J'ai eu envie de retrouver, en compagnie de
Franz Bartelt et
Edward Hopper, la belle collection Ekphrasis des éditions Invenit que j'avais découverte à travers le regard de
Sylvie Germain sur «Le paysage avec Saint Christophe» de Joachim Patinir. Je remercie Babelio et les éditions Invenit d'avoir satisfait mon désir.
J'ai vraiment apprécié la façon dont
Franz Bartelt déroule le fil de sa rencontre avec le peintre
Edward Hopper. Cela part d'un petit rien, comme souvent dans les intrigues de ses différents livres, un rien qui nous conduit bien au-delà de la banalité apparente de sa découverte du peintre lors de la réception d'une carte postale transmise à l'occasion des voeux de fin d'année.
«Nighthawks», un tableau livré à domicile qu'un préposé surgissant du brouillard me remit en main propre en me souhaitant la bonne année... Sur le trottoir il y avait juste ce qu'il fallait de neige pour ajouter au silence de la rue.» nous dit-il.
Cette reproduction de «Nighthawks» va faire son chemin, s'insinuant dans sa vie, y réapparaissant par intermittence au milieu de papier épars ou surgissant d'entre les pages d'un livre.
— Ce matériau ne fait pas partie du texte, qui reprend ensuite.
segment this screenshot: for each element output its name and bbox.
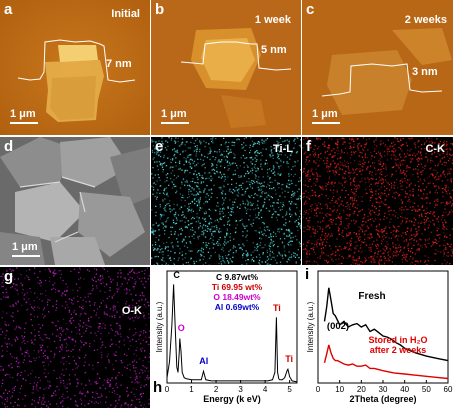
height-label: 3 nm [412, 66, 438, 78]
panel-letter: c [306, 1, 315, 18]
x-tick-label: 1 [189, 385, 194, 394]
afm-image-initial [0, 0, 150, 135]
x-tick-label: 3 [238, 385, 243, 394]
panel-d: d 1 μm [0, 137, 150, 265]
x-tick-label: 2 [214, 385, 219, 394]
composition-label: Al 0.69wt% [215, 302, 260, 312]
panel-g: g O-K [0, 267, 150, 408]
peak-label: Ti [285, 354, 293, 364]
x-tick-label: 40 [400, 385, 409, 394]
eds-map-c [302, 137, 453, 265]
scale-bar-label: 1 μm [12, 241, 38, 253]
panel-letter: a [4, 1, 13, 18]
scale-bar-label: 1 μm [10, 108, 36, 120]
spectrum-line [166, 284, 298, 383]
panel-letter: d [4, 138, 14, 155]
x-axis-label: 2Theta (degree) [349, 394, 416, 404]
panel-f: f C-K [302, 137, 453, 265]
x-tick-label: 50 [422, 385, 431, 394]
afm-title: Initial [111, 8, 140, 20]
panel-letter: b [155, 1, 165, 18]
scale-bar-label: 1 μm [312, 108, 338, 120]
panel-letter: i [305, 267, 310, 283]
panel-c: c 2 weeks 3 nm 1 μm [302, 0, 453, 135]
height-label: 5 nm [261, 44, 287, 56]
afm-title: 2 weeks [404, 14, 447, 26]
panel-h: 0 1 2 3 4 5 Energy (k eV) Intensity (a.u.) C 9.8… [151, 267, 301, 408]
panel-letter: f [306, 138, 311, 155]
scale-bar-label: 1 μm [161, 108, 187, 120]
peak-annotation: (002) [327, 321, 349, 332]
y-axis-label: Intensity (a.u.) [306, 301, 315, 352]
series-label-fresh: Fresh [358, 291, 385, 302]
eds-map-ti [151, 137, 301, 265]
x-tick-label: 30 [379, 385, 388, 394]
x-tick-label: 60 [444, 385, 453, 394]
map-dots [302, 137, 453, 265]
x-tick-label: 20 [357, 385, 366, 394]
series-label-stored: Stored in H₂O [368, 335, 427, 345]
series-label-stored-2: after 2 weeks [370, 345, 427, 355]
afm-image-2-weeks [302, 0, 453, 135]
stored-line [323, 344, 449, 380]
composition-label: Ti 69.95 wt% [212, 282, 263, 292]
panel-a: a Initial 7 nm 1 μm [0, 0, 150, 135]
x-tick-label: 5 [287, 385, 292, 394]
panel-i: 0 10 20 30 40 50 60 2Theta (degree) Intensity (a… [302, 267, 453, 408]
composition-label: O 18.49wt% [213, 292, 261, 302]
afm-image-1-week [151, 0, 301, 135]
composition-label: C 9.87wt% [216, 272, 258, 282]
sem-image [0, 137, 150, 265]
eds-map-o [0, 267, 150, 408]
x-tick-label: 0 [316, 385, 321, 394]
element-label: O-K [121, 305, 142, 317]
map-dots [151, 137, 301, 265]
panel-letter: g [4, 268, 14, 285]
plot-frame [166, 270, 298, 384]
xrd-pattern-chart: 0 10 20 30 40 50 60 2Theta (degree) Intensity (a… [306, 270, 453, 404]
panel-letter: h [153, 379, 163, 396]
x-tick-label: 10 [335, 385, 344, 394]
x-axis-label: Energy (k eV) [203, 394, 261, 404]
afm-title: 1 week [254, 14, 291, 26]
eds-spectrum-chart: 0 1 2 3 4 5 Energy (k eV) Intensity (a.u.) C 9.8… [155, 270, 298, 404]
peak-label: Ti [273, 303, 281, 313]
panel-letter: e [155, 138, 164, 155]
peak-label: C [173, 270, 180, 280]
element-label: Ti-L [273, 143, 293, 155]
x-tick-label: 4 [263, 385, 268, 394]
panel-e: e Ti-L [151, 137, 301, 265]
x-tick-label: 0 [165, 385, 170, 394]
height-label: 7 nm [106, 58, 132, 70]
peak-label: O [178, 323, 185, 333]
element-label: C-K [425, 143, 445, 155]
y-axis-label: Intensity (a.u.) [155, 301, 164, 352]
map-dots [0, 267, 150, 408]
fresh-line [323, 287, 449, 362]
peak-label: Al [199, 356, 208, 366]
panel-b: b 1 week 5 nm 1 μm [151, 0, 301, 135]
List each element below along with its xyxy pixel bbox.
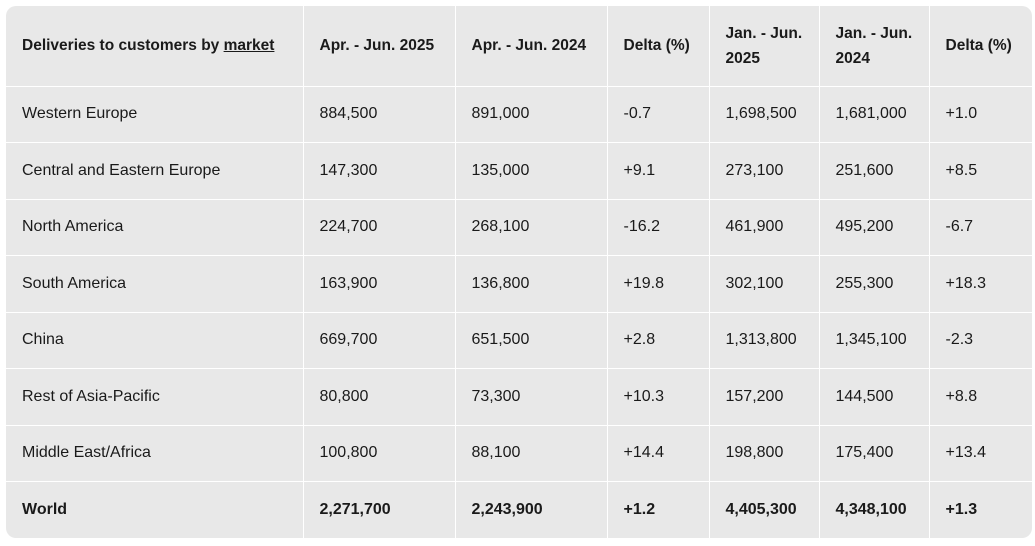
cell-market: Rest of Asia-Pacific xyxy=(6,368,304,426)
cell-h1-2025: 157,200 xyxy=(709,368,820,426)
cell-h1-2024: 251,600 xyxy=(819,142,930,200)
cell-delta-q2: -16.2 xyxy=(607,199,710,256)
header-market: Deliveries to customers by market xyxy=(6,6,304,87)
table-row: North America 224,700 268,100 -16.2 461,… xyxy=(6,199,1032,256)
cell-q2-2024: 268,100 xyxy=(455,199,608,256)
cell-delta-q2: -0.7 xyxy=(607,86,710,143)
cell-h1-2024: 255,300 xyxy=(819,255,930,313)
cell-q2-2024: 136,800 xyxy=(455,255,608,313)
cell-q2-2025: 100,800 xyxy=(303,425,456,482)
cell-delta-h1: -6.7 xyxy=(929,199,1032,256)
header-h1-2025: Jan. - Jun. 2025 xyxy=(709,6,820,87)
cell-q2-2025: 2,271,700 xyxy=(303,481,456,538)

Ces réapparitions périodiques suscitent une rêverie inquiète, le tableau exerçant une certaine emprise qui le laisse dans un état proche de «L'intranquillité» de
Pessoa favorisant alors le jaillissement de petits textes poétiques notés sur des feuilles volantes.
«En vingt cinq ans, cet objet de rêverie a disparu et réapparu des dizaines de fois, le plus souvent pour quelques semaines, de temps en temps pour plusieurs années sans que je m'en émeuve, car avec une image qu'on aime et dont on connait les moindres grains on vit aussi bien de son souvenir que de sa présence.»
Cette longue fréquentation de
Franz Bartelt et des Noctambules de Hopper, par sa poésie et son approche sincère, dénuée de prétention, fait pénétrer le lecteur dans l'univers du peintre tout autant et sans doute mieux que bien des études qui se veulent savantes.
Si cette lecture partagée m'a permis de connaître plus intimement l'univers de
Edward Hopper, elle m'a aussi amenée à découvrir d'autres facettes d'un écrivain dont le style n'a rien à envier à l'un de ceux qu'il admire,
Antoine Blondin, lui-aussi noctambule angoissé mais chaleureux.
«...la femme en rouge n'a pas volé le feu du ciel, mais tout en elle capte les lumières, les regards, les attentions... Sans elle, le tableau ne serait que la chronique du vide et, au-delà du vide, de la vacuité de ces heures subsidiaires où le simple mortel trouve refuge dans ce qu'il faudrait peut-être oser appeler «un asile de nuit» c'est-à-dire un endroit ouvert quand tout est fermé et où, faute de mieux, on va mourir un petit peu, d'ennui ou par l'action naturelle du temps qui passe, en attendant que, dehors, les murs libèrent ceux qui ont plutôt choisi de mourir en dormant.»